Soirée Classiques - 06 janvier 2013
La musique…une question d’émotions
Hier soir, au Grand Théâtre de Québec, avait lieu le premier concert de la série Soirées classiques, où l’Orchestre symphonique de Québec accueillait le chef Michael Francis et le violoniste Nicolas Dautricourt, deux jeunes artistes qui en étaient à leurs débuts avec l’OSQ.
Sur quels critères se base-t-on pour déterminer les styles de musique que nous apprécions ? Qu’est-ce qui fait qu’on préfère un genre musical à un autre, voire une interprétation d’une pièce à une autre ? Force est d’admettre que ces critères sont souvent inhérents et propres à chacun, d’où la difficulté de les cibler précisément. Eh bien, sachez que l’OSQ m’a permis de trouver la réponse, du moins une réponse que je ne soutiens pas être la seule. Ainsi, au-delà des instruments, des registres, des nuances, des articulations, des thèmes et de leur reprise – bref, de tout ce qui caractérise la musique –, ce sont véritablement les émotions transmises par la musique qui distinguent les pièces adorées de celles qu’on ne saurait aimer. Car la musique ne se résume pas à ce qu’on ressent pendant l’écoute d’une pièce : elle s’étend aussi à ce qu’on goûte après, à cette douce harmonie qui nous berce et qui semble nous laisser dans un état d’abandon que seule la musique pourrait combler.

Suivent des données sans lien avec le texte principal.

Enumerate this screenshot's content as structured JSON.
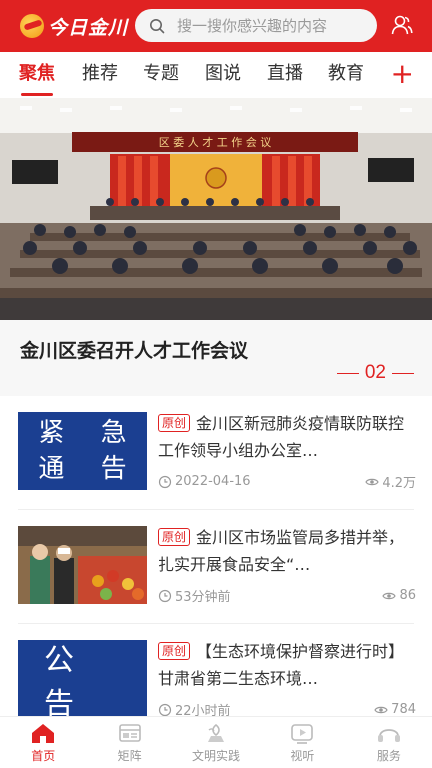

Dans le cas de la Simple Symphony de Benjamin Britten, illustre compositeur anglais du XXe siècle, c’est le troisième mouvement qui embrasse véritablement cette définition de la musique. L’impressionnant synchronisme des instruments à cordes est marqué, certes, pendant les deux premiers mouvements, surtout lorsque le pizzicato prédomine, mais le troisième mouvement est, selon moi, le plus prenant. Les cordes frottées qui initient ce morceau marquent un contraste renversant avec les cordes pincées des premier et second mouvements. S’ensuit un passage plus agité qui traduit avec authenticité le titre du mouvement, « Sarabande sentimentale », et ce, de façon manifeste. Cette partie de l’œuvre, par le caractère véhément que revêtent les mélodies et leur interprétation, réussit sans équivoque à saisir tout l’auditoire. Les frémissements que j’ai éprouvés témoignent de cette émotion. La symphonie se clôt par un mouvement très rapide dont l’exécution irréprochable confirme le synchronisme des instrumentistes suggéré plus tôt. Le rôle de Michael Francis, chef d’orchestre invité, devient dès lors primordial, puisque ses mouvements précis sont le pilier de cette concomitance.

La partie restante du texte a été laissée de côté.